BANDUNG, KOMPAS.com – Ketergantungan impor pangan yang meningkat dinilai mengkhawatirkan.
Kondisi ini melahirkan inisiasi gerakan budaya pangan, Indonesia Locavore Society (ILS) di Bandung, Sabtu (1/11/2015).
Syarif Bastaman, Pembina sekaligus Inisiator ILS, mengatakan, data Januari-Agustus 2025 mencatat impor pangan sudah masuk indikasi tren mengkhawatirkan.
Baca juga: FILONOMICS: Gimana Caranya Indonesia Lepas dari Impor Pangan?
Ilustrasi beras oplosan"Impor beras sekitar 3,05 juta ton atau naik sekitar 92 persen dibanding tahun sebelumnya, mencerminkan kegagalan pencapaian swasembada. Gandum mencapai 8,43 juta ton, juga menandakan ketergantungan total terhadap bahan baku tepung dan mie impor," ujar Syarif dalam rilis yang diterima Kompas.com, Sabtu.
Menurut dia, impor kedelai sebagai bahan baku makanan favorit masyarakat, yakni tahu dan tempe juga diperkirakan melonjak hingga mencapai 2,05 juta ton.
Demikian juga dengan gula sebesar 3,38 juta ton.
"ILS kami dirikan selain untuk memulai kedaulatan dari keseharian di meja makan. Juga agar Indonesia bisa menghemat devisi sebagai modal pertumbuhan ekonomi bangsa," sambung pengusaha sumber daya alam asal Tasikmalaya ini.
Baca juga: PR Pemerintah: Menggapai Swasembada di Tengah Rencana Impor Pangan dari AS
ILS diisi beragam profesi mulai dari aktivis agrobisnis, pengusaha, organisasi di bidang pertanian, budayawan, jurnalis, hingga komedian.

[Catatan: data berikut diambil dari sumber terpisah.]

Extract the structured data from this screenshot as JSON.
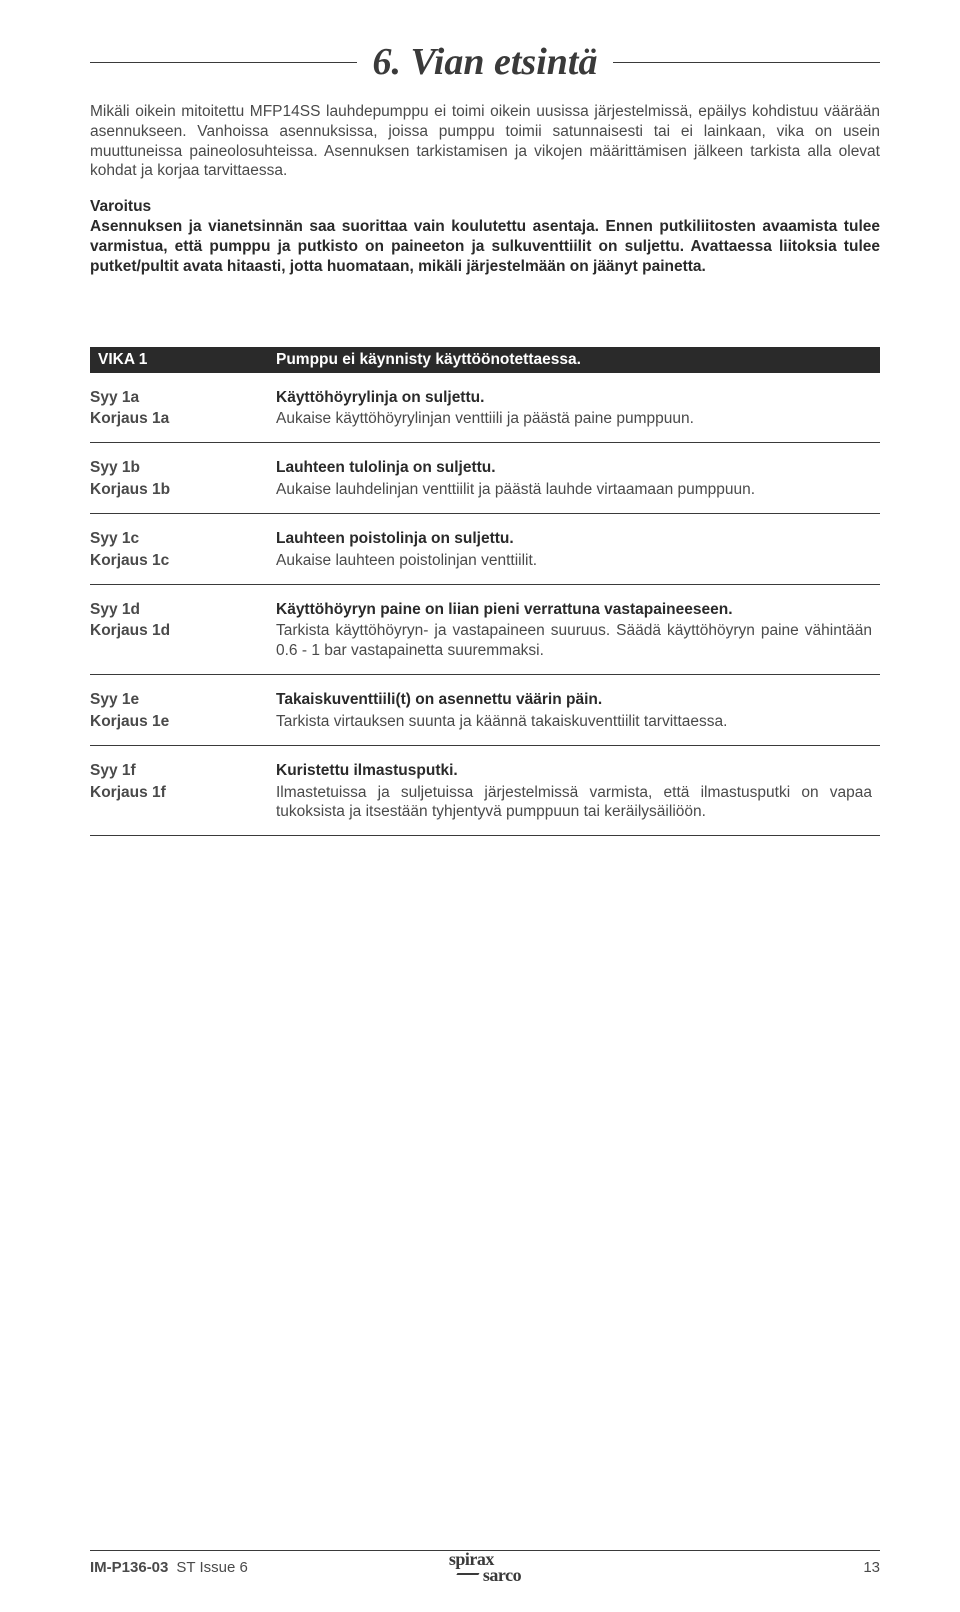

“ILS diumpamakan anak baik yang tidak mau dibelikan makanan terus dari restoran oleh ayahnya. Ayah ini pemerintah yang selalu impor pangan. Impor ini akan turun kalo rakyat nggak mau makan impor," beber dia.
Ketua Umum ILS, Eep S Maqdir mengatakan, gerakan ini lahir sebagai respons pergeseran besar budaya komsumsi masyarakat dunia. Yakni munculnya kesadaran baru tentang pentingnya kembali ke akar (local food) dengan mengenali dari mana makanan kita berasal dan bagaimana ia dihasilkan.